Canal 6
- Country: Costa Rica

Programming
- Picture format: 1080i HDTV

Ownership
- Owner: Repretel (Albavision)
- Sister channels: Canal 4 Canal 11 CDR 2

History
- Launched: September 12, 1965; 60 years ago
- Former names: Telecentro Canal 6 (1965-1995)

Availability

Terrestrial
- Digital VHF: Channel 6.1

= Repretel 6 =

Canal 6 (previously known as Telecentro) is a private Costa Rican television channel, owned and operated by Repretel. It is the flagship TV station of the media group.

==History==
The channel was founded on September 12, 1965 as Telecentro Canal 6, led by Costa Rican and Panamanian investors, led by Mario Sotela Pacheco and support from the US network NBC. Early in its history it also had shares from Spanish company Movierecord. The station would become the main competitor of Teletica and had an agreement with Mexican network Televisa to air its programming.

In 1976, the station launched its newscast (Notiseis). By then it had bought Telesistema Nacional (channel 2) and made it a partial relayer of Telecentro, which remained this way until 1982.

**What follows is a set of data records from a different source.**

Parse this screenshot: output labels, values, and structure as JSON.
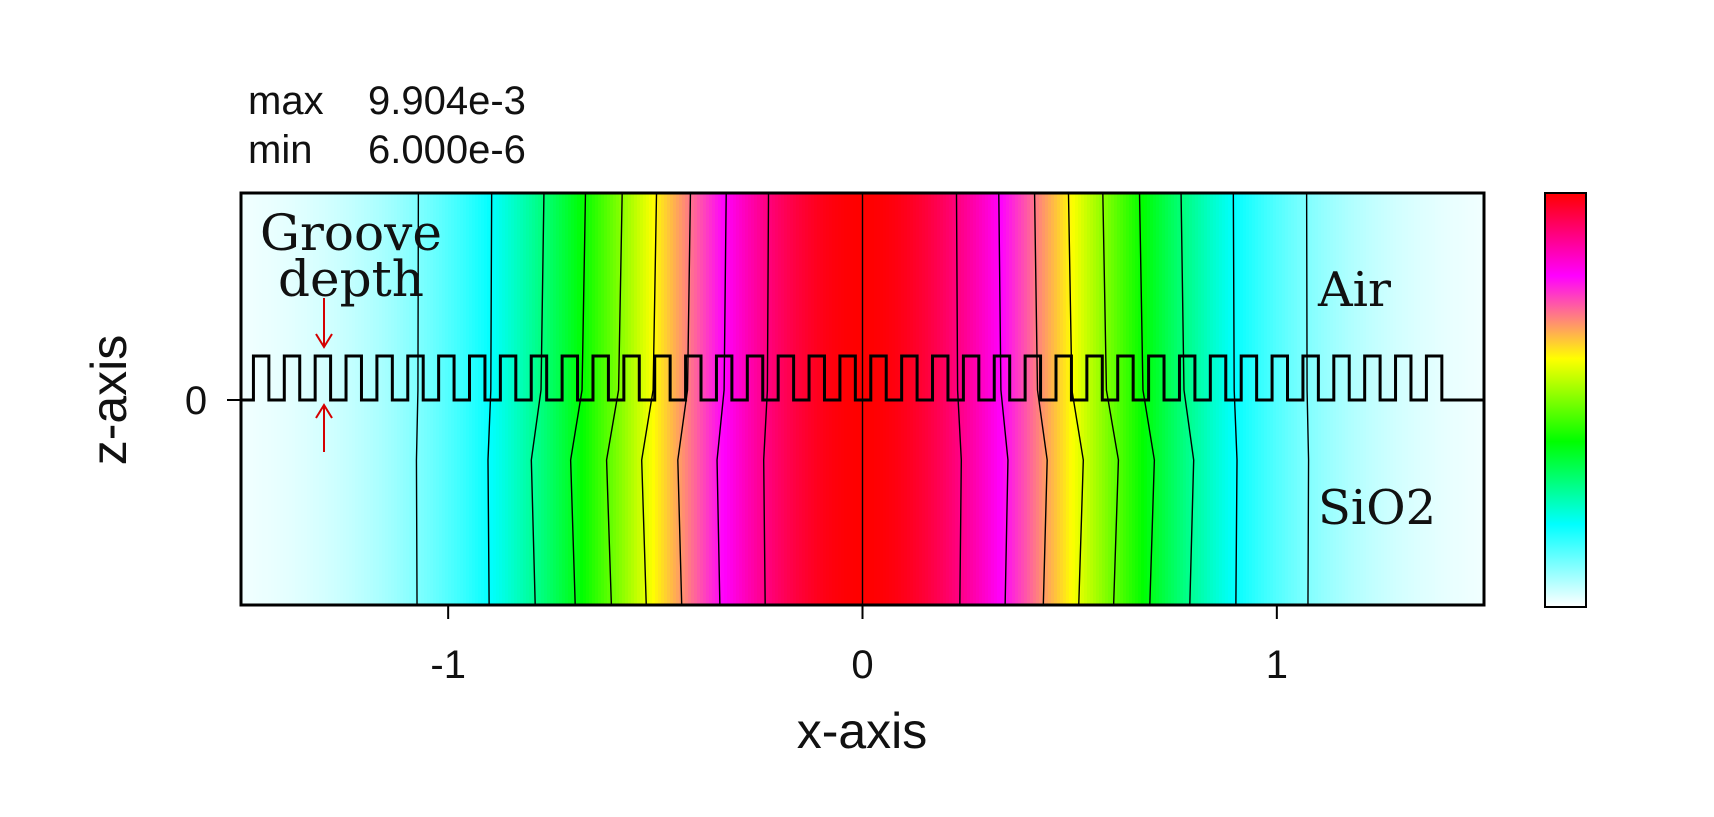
{
  "chart_data": {
    "type": "heatmap",
    "title": "",
    "stats": {
      "max_label": "max",
      "max_value": "9.904e-3",
      "min_label": "min",
      "min_value": "6.000e-6"
    },
    "xlabel": "x-axis",
    "ylabel": "z-axis",
    "xlim": [
      -1.5,
      1.5
    ],
    "x_ticks": [
      {
        "value": -1,
        "label": "-1"
      },
      {
        "value": 0,
        "label": "0"
      },
      {
        "value": 1,
        "label": "1"
      }
    ],
    "z_ticks": [
      {
        "value": 0,
        "label": "0"
      }
    ],
    "regions": {
      "upper": "Air",
      "lower": "SiO2"
    },
    "annotation": {
      "line1": "Groove",
      "line2": "depth"
    },
    "grating": {
      "period": 0.0745,
      "duty_cycle": 0.5,
      "x_start": -1.47,
      "x_end": 1.47
    },
    "field_profile": {
      "shape": "gaussian",
      "center_x": 0,
      "sigma_x": 0.5
    },
    "contour_levels": [
      0.1,
      0.2,
      0.3,
      0.4,
      0.5,
      0.6,
      0.7,
      0.8,
      0.9
    ],
    "colormap": [
      "#ffffff",
      "#00ffff",
      "#00ff00",
      "#ffff00",
      "#ff00ff",
      "#ff0000"
    ],
    "annotation_color": "#d40000",
    "grid": false,
    "colorbar": "right"
  }
}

In 1995 under tough TV market conditions, the Corporación Costarricense de Televisión of the Sotela family, decided to lease the TV station to Repretel for 10 years. Its largest shareholder, Mario Sotela Blen, became a part of Repretel 6's directive as a "commercial associate". By 2007, the lease ended, and Repretel bought the station, ending the rumors of Telecentro Canal 6's comeback. It became the third owned and operated station of the group and flagship of the other two.

==Programming==
Main programming consists of imported shows and soap operas from Univision and Telemundo, also has three daily news programs and carries sports programming of the network, especially Liga Deportiva Alajuelense, Club Sport Herediano, Costa Rica national football team and Fifa World Cup football games.